Monday, May 14, 2012

Sports Cars

I'm starting to understand why middle-aged men get sports cars and have affairs with much younger women.  I always thought it had to do with them waking up and wondering if this is all there is to life, but really, I think it has more to do with them feeling trapped.

You wake up on day and realize that you are trapped in a job you don't like, have kids that are obnoxious and a situation that is just not pleasant anymore.  The thing is that changing that seems really impossible.  Sometimes this is triggered by a series of traumatic events and sometimes the reality just sort of dawns on you.  You are trapped.  That is when the walls start closing in and you start to long for a different something.  Anything to remind you that you are still you.

With everything that has been going on I have been feeling trapped.  I wasn't really even able to identify the feeling initially.  I just wanted to be the me that I was before I had kids.  I wanted to escape my reality.  As I started to tell people about what I wanted to do, the resounding feed back was that I was longing for freedom.  To escape all the chaos that was swirling around me.

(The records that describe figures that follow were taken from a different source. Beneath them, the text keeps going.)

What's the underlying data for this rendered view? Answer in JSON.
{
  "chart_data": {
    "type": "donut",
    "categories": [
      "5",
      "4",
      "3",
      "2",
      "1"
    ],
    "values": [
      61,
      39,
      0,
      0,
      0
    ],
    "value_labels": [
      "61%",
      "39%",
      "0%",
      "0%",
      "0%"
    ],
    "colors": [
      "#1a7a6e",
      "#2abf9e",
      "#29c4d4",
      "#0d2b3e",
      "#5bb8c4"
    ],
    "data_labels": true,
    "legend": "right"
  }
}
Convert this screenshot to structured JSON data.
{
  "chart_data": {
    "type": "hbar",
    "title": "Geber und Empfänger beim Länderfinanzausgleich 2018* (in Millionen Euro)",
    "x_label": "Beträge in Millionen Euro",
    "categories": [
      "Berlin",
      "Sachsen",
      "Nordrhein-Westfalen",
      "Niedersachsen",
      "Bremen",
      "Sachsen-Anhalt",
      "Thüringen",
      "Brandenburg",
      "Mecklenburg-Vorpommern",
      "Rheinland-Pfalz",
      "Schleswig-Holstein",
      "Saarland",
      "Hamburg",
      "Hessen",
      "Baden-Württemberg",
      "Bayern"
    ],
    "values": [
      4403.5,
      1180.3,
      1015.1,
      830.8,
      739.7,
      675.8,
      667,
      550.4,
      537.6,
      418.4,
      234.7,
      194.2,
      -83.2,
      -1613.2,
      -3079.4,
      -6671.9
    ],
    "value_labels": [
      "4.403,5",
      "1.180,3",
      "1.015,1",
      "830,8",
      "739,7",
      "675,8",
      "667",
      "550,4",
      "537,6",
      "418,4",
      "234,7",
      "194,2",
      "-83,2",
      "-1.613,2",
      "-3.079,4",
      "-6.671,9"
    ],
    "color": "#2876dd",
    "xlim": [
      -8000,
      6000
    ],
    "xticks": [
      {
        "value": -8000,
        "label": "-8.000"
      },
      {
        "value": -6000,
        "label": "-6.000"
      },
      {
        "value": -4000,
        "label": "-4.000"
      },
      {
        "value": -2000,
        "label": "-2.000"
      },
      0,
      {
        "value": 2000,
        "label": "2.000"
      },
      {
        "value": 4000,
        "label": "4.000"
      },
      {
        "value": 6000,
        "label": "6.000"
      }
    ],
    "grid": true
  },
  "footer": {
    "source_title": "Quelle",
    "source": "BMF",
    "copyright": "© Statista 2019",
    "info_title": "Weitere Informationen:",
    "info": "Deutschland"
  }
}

The funny thing was that mid-winter, I was feeling pretty good about things.  I was surprised that I had made it this far without the usual winter blues.  I was feeling secure.  The universe hates it when I am feel secure.  And in typical form, the universe smacked me right on down.  I lost myself in the chaos.

I want a new car, a new family, a new life.  I want to escape everything and run down the street naked screaming.  I want to do something outside of my normal way of being.  As I try and contain the feeling of wanting to rip out of the chains that bind me, I can see how a middle aged man could have an affair with a 20 something.  I can see how that might have little to nothing to do with his feelings about his spouse and a lot more to do with feeling trapped.

Don't get me wrong, if my spouse had an affair with a 20 something I would be mighty pissed off.  I would probably leave his sorry ass on the curb and move the heck onward.  I am not excusing the behavior, but I can see how you could end up there.  I can see how that same man might buy a sports car instead of having an affair, because the consequences of that decision are much less.

The long and the short of it is, I am trapped in a situation that I don't like, that I can not change and I want a sports car that I can't have.  As I try and attempt to focus on what I can have, I am pricing BMW Z4s and trying to figure out how to get 5 people in there.   As I try and realize that like the weather this situation will change, I long for a ride that does not scream middle aged soccer mom.

Things will change.  The place I am stuck in is just a place I am passing through.  It may take me a while to get out of here, but it is important for me to remember, it will not be forever.  Right now I am learning a lesson about letting go, acceptance and patience.  I hate those stupid lessons about patience.